Durant ces mêmes jours, Nicole est informée qu’une amie d’Alberta envoie de l’argent pour nous. Nous nous interrogeons ensemble si nous pourrrions aider à reconstruire la maison de la maman.....Nous décidons de faire quelque chose en collaboration avec les gens du milieu. Nous donnons à Aimée la mission d’aller rencontrer le chef du quartier. Après plusieurs démarches nous arrivons à une entente : lui s’engage à fournir les hommes qui feront le travail ainsi que les arbres et les roseaux. La maman cherchera et apportera le chaume pour le toît, et nous, nous nous engageons à fournir les clous et la nourriture pour ceux qui construisent (20 à 30 personnes). Ce sera une maison de boue, et le chef de quartier a prévu que ça prendrait 2 mercredis.

C’est en pleine campagne, saison des semences, pas de nourriture sur place. Comment faire arriver la nourriture jusque là? C’est la saison des pluies, c’est glissant... Nous choisissons le taxi-moto. Mais la moto glisse aussi; ils doivent la laisser en chemin et partir courageusement à pieds avec les sacs à dos. Aimée doit retourner à plusieurs reprises. Quand elle voit les hommes à l’oeuvre, et le visage rayonnant de la maman, son énergie se renouvelle. Un jour, après la pluie, la moto roule péniblement dans la montagne, et, voulant éviter un vélo , la moto glisse, heurte le rocher, perd le contrôle et voilà les deux passagers qui roulent jusqu’au fond du ravin.... L’adrénaline les aide à se remettre debout, à constater qu’il ni a ni cassure, ni blessure grave. Il faut maintenant remonter jusqu’à la route..... Les nuits et les jours qui ont suivi ont manifesté les courbatures, les enflures, les douleurs par-ci, par-là. Heureusement, avec les frictions et les exercices tout revient en ordre. Il faut se mettre en forme car il y a encore au moins un autre voyage de prévu.

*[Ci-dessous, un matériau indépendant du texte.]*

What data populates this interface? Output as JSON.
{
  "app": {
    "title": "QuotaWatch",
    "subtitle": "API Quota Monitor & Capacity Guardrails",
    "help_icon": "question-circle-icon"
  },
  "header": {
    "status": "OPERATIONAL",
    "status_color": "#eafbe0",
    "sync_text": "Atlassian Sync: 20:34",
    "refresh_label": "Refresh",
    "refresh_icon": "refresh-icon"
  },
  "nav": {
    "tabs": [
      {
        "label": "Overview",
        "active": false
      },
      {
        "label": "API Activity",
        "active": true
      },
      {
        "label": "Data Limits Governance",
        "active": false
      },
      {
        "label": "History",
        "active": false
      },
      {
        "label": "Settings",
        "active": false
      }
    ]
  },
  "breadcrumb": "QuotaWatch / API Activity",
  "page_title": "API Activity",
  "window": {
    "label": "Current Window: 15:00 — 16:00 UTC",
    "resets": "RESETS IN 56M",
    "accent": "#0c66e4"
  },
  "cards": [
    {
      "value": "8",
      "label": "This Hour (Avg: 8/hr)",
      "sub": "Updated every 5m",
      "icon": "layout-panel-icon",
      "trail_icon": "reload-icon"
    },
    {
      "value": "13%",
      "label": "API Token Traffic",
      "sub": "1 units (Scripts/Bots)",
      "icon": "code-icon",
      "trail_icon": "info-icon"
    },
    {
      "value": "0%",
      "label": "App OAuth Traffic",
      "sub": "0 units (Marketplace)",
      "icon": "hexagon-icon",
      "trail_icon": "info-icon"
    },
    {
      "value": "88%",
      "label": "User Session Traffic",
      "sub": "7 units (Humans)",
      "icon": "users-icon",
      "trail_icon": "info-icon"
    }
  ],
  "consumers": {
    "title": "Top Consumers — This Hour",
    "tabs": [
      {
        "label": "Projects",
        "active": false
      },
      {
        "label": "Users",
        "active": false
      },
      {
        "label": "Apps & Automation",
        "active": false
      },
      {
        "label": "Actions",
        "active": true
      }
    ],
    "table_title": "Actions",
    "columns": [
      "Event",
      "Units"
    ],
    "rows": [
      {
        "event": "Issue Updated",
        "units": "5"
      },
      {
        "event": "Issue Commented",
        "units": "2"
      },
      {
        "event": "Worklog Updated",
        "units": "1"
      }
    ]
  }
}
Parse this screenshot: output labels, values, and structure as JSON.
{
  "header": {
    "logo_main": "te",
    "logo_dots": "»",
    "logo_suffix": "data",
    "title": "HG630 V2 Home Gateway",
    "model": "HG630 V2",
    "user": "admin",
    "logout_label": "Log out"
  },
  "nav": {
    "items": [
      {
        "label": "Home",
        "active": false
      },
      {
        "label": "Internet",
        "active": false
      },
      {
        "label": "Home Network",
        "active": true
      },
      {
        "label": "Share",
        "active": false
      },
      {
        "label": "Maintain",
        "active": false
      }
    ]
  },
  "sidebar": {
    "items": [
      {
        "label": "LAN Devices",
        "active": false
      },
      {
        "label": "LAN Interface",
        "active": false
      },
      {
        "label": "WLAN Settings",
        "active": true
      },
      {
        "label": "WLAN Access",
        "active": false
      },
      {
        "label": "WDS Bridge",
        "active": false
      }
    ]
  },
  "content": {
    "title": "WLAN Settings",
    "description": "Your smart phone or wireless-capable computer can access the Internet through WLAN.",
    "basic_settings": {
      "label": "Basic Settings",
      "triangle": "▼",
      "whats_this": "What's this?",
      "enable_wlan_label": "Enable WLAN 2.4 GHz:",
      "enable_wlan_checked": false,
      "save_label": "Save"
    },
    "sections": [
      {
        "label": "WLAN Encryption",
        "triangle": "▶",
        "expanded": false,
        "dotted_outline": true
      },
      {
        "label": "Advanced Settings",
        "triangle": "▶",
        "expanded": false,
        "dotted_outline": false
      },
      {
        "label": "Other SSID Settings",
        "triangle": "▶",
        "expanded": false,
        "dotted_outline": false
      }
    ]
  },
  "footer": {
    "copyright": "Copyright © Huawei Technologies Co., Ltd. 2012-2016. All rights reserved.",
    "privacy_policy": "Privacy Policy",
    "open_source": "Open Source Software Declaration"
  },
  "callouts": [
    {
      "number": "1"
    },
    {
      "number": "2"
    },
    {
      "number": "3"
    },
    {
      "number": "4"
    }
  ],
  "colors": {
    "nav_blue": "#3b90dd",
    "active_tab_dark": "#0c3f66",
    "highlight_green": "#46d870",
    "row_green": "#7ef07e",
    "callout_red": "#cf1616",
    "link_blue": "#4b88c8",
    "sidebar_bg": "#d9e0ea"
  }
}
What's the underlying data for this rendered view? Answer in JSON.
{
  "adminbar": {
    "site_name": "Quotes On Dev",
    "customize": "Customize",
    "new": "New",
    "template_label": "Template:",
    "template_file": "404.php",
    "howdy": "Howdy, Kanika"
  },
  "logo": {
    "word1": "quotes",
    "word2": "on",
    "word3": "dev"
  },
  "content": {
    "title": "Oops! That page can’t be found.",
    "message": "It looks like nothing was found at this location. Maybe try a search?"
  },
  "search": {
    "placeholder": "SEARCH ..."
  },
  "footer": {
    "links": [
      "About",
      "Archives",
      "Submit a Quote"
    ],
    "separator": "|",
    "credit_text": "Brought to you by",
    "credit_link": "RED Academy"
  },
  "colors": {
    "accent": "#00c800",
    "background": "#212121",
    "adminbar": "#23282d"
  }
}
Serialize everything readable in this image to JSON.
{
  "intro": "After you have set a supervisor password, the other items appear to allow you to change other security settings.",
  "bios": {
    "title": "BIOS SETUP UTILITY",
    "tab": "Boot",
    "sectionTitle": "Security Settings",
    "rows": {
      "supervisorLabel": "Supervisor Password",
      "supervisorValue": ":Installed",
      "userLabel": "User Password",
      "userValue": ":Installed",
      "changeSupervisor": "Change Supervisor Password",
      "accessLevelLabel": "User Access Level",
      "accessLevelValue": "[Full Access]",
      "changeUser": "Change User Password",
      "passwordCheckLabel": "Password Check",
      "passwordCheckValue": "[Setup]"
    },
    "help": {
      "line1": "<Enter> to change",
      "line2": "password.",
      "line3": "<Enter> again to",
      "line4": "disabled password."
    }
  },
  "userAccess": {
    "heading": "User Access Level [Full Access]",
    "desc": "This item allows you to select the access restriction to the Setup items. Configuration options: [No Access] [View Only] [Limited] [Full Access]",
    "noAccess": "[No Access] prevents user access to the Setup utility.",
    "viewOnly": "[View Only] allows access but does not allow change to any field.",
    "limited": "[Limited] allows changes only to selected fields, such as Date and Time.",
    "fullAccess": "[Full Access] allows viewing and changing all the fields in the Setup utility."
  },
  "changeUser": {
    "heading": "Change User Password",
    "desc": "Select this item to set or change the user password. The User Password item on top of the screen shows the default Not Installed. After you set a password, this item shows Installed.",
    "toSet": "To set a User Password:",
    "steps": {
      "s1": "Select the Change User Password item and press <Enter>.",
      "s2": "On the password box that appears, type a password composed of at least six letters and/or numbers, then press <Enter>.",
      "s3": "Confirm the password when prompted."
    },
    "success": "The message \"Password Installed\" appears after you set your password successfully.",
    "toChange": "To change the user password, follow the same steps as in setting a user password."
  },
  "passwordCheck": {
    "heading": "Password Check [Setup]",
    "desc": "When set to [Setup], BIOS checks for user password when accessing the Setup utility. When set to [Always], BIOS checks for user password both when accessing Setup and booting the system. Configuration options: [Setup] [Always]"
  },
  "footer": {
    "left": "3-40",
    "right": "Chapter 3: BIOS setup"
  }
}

Autre événement : Après plusieurs démarches de Cécile, un spécialiste en matière du SIDA, est venu au Centre sensibiliser nos jeunes à cette réalité. Après quatre rencontres tous ont voulu passer le test de dépistage volontaire. Ils avaient peur d’être atteint, mais voulaient savoir.... Vu le grand nombre, des personnes de l’hopital sont venues au Centre avec tout le nécessaire. Chacun est passé pour la piqure, ce fut ensuite l’analyse, puis chacun est passé en entrevue pour entendre le résultat... Vous auriez dû voir la suite : ils se sont mis à chanter, à danser, à sauter de joie... c’était impressionnant! Tous étaient négatifs! Grande joie pour eux et pour nous. Pour être sûr du résultat, il faut repasser le test deux autres fois à deux mois d’intervalle. Du moins, les prochaines fois, l’espérance remplacera la peur! .


Durant cette période, Salomé constatait qu’il se passait quelque chose d’anormal dans la bananerais..... En effet, de petits rongeurs (semblables à des taupes), se promenaient sous terre et mangeaient les racines des bananiers. Elle trouva quelqu’un qui avait une façon originale de les attrapper. Un piège dans lequel il déposait une sorte d’herbe. À la senteur de cette herbe, les petites bêtes venaient dans le piège. Ils en ont pris plus de 20. Vous ne devinez sans doute pas comment les enfants se sont régalés avec cette petite viande recherchée!


Je vois que décembre est déjà bien engagé; je profite donc pour vous souhaiter un TRÈS JOYEUX NOËL rempli d’amour et de paix. Je vous souhaite également une HEUREUSE ANNÉE ! en attendant qu’on s’embrasse en s’échangeant des voeux.